Stadswegske 1953-1956, sporen van een opgraving.

 

Van archeologische opgravingen wordt meestal een uitgebreid rapport geschreven.

Dit is ook gebeurd toen in de vijftiger jaren bankeramische opgravingen plaatsvonden in het schouwburggebied te Sittard.

Voor de Nederlandse archeologie was dat een belangrijk onderzoek want van de Bandkeramiek (ca. 5000 vóór Christus) wist men vrijwel nog niets af. De bevindingen zijn voor een deel gepubliceerd in het tijdschrift Palaeohistoria 1958/59 van de Groninger universiteit. Professor Modderman, de toenmalige opgravingsleider, is met deze publicatie beroemd geworden. Jammer genoeg is van de onderzoeken weinig fotomateriaal voorhanden waarop te zien is dat er een duidelijke relatie bestaat met de vondstplek Sittard. De vondsten zelf, zijn overigens wel uitgebreid gefotografeerd.

De heer Modderman is thans behoorlijk op leeftijd, zijn eerste opgraving hier was meer dan een halve eeuw geleden. In een gesprek met hem, enkele maanden geleden, blijkt hij echter nog bijzonder helder van verstand. Hij kon zich diverse zaken nog goed herinneren en dacht met plezier terug aan zijn Sittardse periode.
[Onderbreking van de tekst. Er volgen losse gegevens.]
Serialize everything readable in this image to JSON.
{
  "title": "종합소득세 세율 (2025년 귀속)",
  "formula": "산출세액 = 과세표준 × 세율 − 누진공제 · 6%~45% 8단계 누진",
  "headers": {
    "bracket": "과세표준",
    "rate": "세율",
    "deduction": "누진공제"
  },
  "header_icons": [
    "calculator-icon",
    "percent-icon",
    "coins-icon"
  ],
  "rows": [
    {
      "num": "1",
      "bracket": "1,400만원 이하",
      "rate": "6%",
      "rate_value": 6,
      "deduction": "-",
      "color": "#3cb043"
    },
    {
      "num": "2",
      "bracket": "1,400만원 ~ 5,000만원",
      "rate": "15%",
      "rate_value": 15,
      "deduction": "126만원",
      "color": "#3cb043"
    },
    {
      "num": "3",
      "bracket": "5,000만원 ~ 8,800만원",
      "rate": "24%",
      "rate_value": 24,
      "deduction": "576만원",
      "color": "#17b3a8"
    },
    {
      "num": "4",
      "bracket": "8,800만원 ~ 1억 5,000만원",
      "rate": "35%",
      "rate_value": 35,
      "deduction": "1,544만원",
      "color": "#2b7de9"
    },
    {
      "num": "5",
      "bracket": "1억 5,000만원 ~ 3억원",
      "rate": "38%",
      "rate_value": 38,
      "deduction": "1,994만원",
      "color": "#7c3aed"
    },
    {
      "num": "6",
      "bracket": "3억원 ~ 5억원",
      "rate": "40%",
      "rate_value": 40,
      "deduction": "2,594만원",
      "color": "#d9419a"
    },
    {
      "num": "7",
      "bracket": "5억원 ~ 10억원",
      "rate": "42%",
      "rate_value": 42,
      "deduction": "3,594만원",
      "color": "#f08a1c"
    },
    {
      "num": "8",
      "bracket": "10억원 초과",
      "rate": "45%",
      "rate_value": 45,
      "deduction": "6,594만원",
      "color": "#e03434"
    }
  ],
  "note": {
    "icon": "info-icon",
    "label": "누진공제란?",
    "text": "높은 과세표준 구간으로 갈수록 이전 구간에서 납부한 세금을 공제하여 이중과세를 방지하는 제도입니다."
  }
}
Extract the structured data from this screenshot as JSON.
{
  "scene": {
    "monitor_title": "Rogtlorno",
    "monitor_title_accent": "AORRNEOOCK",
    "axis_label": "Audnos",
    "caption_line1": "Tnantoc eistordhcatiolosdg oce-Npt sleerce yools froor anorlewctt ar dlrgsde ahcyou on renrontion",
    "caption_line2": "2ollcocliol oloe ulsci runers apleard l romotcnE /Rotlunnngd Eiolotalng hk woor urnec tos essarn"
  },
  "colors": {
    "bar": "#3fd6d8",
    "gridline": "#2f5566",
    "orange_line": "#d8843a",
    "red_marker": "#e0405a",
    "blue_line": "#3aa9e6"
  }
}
Foto's had hij niet meer.

Huishoudschool en Stadswegske.

Na wat omzwervingen kwamen er bij een bezoek aan de archieven in de kelders van de Rijksdienst Oudheidkundig Bodemonderzoek te Amersfoort, uiteindelijk enkele zaken uit Sittard tevoorschijn. Een opgravingsverslag en wat dia's, al dan niet volledig paars geworden door de tand des tijds.

 

 

 

Twee toonbare exemplaren van die dia's zijn hierbij afgedrukt. De eerste geeft een indruk van de pas gebouwde  huishoudschool die in november 1950 werd geopend.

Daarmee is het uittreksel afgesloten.